配布方とて業者にあらず、あくまでも町会の運営を支える無償奉仕の面々にて仕分けに集うは「密」を生みかねぬと示される難色。顔を合わせて育まれる絆こそ地域の宝、加入世帯には配布の特典と知るも昨今などは人との接触を避ける、いや、避けるどころか煩わしい、役員を輪番制で負わされるは億劫などと、そちらはそちらで岐路というか正念場を迎えており。

二回を一回にすることで財源を捻出し、ポスティングによる全戸配布を実現するとの意図や悪からずも配布の対価として支払われてきた補助金を失うは町会に痛手。そりゃ既得権益、などと揶揄するなかれ。相手の善意に負う面が大にして業者への委託に比べれば遥かに割安、名目も補助金ならぬ謝礼金であり。そんな団体だから金銭の多寡など二の次、何よりも疲弊する現状に配布は重荷と「返上」求める声の一方、「継続」方とて弱からず。

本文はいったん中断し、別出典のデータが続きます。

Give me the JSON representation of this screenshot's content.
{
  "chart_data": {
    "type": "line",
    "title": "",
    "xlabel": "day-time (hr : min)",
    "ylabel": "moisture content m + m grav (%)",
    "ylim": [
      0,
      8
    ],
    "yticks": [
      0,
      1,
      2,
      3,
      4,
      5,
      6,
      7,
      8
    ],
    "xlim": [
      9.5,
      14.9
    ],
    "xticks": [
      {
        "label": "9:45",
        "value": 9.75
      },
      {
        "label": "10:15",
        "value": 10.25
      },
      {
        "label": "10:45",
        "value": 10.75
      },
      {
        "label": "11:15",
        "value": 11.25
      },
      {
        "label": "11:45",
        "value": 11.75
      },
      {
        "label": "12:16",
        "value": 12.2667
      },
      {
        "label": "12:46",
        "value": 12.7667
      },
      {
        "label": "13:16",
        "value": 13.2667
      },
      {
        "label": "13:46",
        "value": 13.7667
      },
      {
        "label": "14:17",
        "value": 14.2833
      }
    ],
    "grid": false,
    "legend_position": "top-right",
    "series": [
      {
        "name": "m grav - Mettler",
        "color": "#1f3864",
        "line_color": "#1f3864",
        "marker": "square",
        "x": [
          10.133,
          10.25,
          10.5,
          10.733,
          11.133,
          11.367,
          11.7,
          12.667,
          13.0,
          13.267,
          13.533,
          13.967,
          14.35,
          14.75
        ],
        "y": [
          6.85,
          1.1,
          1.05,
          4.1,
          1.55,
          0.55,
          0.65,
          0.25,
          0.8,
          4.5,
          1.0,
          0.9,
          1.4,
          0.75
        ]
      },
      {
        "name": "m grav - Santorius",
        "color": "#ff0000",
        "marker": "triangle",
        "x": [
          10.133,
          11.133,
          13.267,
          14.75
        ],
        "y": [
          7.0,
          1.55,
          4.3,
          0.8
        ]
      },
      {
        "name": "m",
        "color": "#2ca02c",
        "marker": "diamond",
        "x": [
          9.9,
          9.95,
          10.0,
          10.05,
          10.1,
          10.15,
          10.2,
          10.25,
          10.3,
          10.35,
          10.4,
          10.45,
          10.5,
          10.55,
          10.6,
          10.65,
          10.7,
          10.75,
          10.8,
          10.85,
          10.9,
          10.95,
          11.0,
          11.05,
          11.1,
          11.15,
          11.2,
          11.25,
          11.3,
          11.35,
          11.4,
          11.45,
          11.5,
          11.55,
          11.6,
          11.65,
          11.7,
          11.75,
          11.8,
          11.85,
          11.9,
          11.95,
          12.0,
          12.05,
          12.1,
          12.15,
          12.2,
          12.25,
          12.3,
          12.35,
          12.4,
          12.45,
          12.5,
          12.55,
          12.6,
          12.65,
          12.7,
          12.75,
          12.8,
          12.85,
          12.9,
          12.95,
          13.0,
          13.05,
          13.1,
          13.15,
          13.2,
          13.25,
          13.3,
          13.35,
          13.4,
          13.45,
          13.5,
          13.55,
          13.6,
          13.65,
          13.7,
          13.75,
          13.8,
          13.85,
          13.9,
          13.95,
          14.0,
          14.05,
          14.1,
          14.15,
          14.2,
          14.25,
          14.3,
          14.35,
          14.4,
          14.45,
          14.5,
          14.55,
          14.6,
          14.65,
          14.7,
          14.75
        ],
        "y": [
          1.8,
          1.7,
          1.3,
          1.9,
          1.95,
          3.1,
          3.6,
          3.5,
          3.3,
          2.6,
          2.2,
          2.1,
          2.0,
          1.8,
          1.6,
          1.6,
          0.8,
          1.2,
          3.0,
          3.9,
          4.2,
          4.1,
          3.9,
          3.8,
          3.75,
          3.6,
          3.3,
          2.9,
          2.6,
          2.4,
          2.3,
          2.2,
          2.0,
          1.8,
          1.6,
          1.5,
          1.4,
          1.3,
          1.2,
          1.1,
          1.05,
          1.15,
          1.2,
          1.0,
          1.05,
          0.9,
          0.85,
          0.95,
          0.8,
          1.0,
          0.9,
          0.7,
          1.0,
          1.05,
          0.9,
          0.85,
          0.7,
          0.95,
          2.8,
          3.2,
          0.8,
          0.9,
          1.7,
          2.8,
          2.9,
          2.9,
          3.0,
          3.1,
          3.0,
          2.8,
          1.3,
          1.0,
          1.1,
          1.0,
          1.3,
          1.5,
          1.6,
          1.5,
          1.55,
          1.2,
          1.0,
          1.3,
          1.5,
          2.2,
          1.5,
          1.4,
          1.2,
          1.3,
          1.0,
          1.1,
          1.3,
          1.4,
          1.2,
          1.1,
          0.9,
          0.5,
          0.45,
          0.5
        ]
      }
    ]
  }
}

今は業者委託やむなしの膠着も残りし火種。割れる意見に市が模索するは「選択制」。余地を残さんとするも学区以上に複雑な境界にあくまでも任意の団体とあっては。その数は区に百以上とされる全町会の意向を見定め上で業者に委託するはかえって非効率な上に格差生じかねず。着地点をいかに見出すか。